Up to the 11th of September Rosecrans still had troops on the railroad east of Corinth, but they had all been ordered in. By the 12th all were in except a small force under Colonel Murphy of the 8th Wisconsin. He had been detained to guard the remainder of the stores which had not yet been brought in to Corinth.

On the 13th of September General Sterling Price entered Iuka, a town about twenty miles east of Corinth on the Memphis and Charleston railroad. Colonel Murphy with a few men was guarding the place. He made no resistance, but evacuated the town on the approach of the enemy. I was apprehensive lest the object of the rebels might be to get troops into Tennessee to reinforce Bragg, as it was afterwards ascertained to be. The authorities at Was.h.i.+ngton, including the general-in-chief of the army, were very anxious, as I have said, about affairs both in East and Middle Tennessee; and my anxiety was quite as great on their account as for any danger threatening my command. I had not force enough at Corinth to attack Price even by stripping everything; and there was danger that before troops could be got from other points he might be far on his way across the Tennessee. To prevent this all spare forces at Bolivar and Jackson were ordered to Corinth, and cars were concentrated at Jackson for their transportation. Within twenty-four hours from the transmission of the order the troops were at their destination, although there had been a delay of four hours resulting from the forward train getting off the track and stopping all the others. This gave a reinforcement of near 8,000 men, General Ord in command. General Rosecrans commanded the district of Corinth with a movable force of about 9,000 independent of the garrison deemed necessary to be left behind. It was known that General Van Dorn was about a four days' march south of us, with a large force. It might have been part of his plan to attack at Corinth, Price coming from the east while he came up from the south. My desire was to attack Price before Van Dorn could reach Corinth or go to his relief.

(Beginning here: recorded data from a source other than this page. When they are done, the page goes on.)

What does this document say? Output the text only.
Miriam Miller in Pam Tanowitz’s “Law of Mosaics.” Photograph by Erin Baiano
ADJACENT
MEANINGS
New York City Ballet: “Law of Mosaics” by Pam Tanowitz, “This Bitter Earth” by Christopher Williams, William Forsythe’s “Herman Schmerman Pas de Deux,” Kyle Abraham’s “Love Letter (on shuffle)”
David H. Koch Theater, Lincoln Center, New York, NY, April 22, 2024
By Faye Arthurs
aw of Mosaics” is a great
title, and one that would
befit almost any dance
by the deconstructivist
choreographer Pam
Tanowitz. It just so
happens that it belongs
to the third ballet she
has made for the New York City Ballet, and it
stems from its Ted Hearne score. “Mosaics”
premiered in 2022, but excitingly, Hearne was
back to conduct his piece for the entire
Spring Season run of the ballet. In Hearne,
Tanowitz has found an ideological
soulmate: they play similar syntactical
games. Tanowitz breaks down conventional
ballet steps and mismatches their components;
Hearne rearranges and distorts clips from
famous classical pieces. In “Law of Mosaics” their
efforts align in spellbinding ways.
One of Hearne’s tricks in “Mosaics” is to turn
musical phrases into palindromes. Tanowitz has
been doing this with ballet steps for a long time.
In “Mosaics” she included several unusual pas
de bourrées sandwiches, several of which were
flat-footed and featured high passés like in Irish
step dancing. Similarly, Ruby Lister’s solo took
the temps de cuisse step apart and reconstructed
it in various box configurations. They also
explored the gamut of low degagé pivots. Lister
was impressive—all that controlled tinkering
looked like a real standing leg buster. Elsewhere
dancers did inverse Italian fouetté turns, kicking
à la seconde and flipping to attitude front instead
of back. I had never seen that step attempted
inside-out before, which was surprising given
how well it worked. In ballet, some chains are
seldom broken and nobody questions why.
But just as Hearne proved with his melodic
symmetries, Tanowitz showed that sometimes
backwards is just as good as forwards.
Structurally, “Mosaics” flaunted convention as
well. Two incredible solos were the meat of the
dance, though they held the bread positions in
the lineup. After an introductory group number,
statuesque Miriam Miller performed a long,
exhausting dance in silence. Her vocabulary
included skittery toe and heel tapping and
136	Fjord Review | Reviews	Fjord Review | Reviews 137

General Rosecrans had previously had his headquarters at Iuka, where his command was spread out along the Memphis and Charleston railroad eastward. While there he had a most excellent map prepared showing all the roads and streams in the surrounding country. He was also personally familiar with the ground, so that I deferred very much to him in my plans for the approach. We had cars enough to transport all of General Ord's command, which was to go by rail to Burnsville, a point on the road about seven miles west of Iuka. From there his troops were to march by the north side of the railroad and attack Price from the north-west, while Rosecrans was to move eastward from his position south of Corinth by way of the Jacinto road. A small force was to hold the Jacinto road where it turns to the north-east, while the main force moved on the Fulton road which comes into Iuka further east. This plan was suggested by Rosecrans.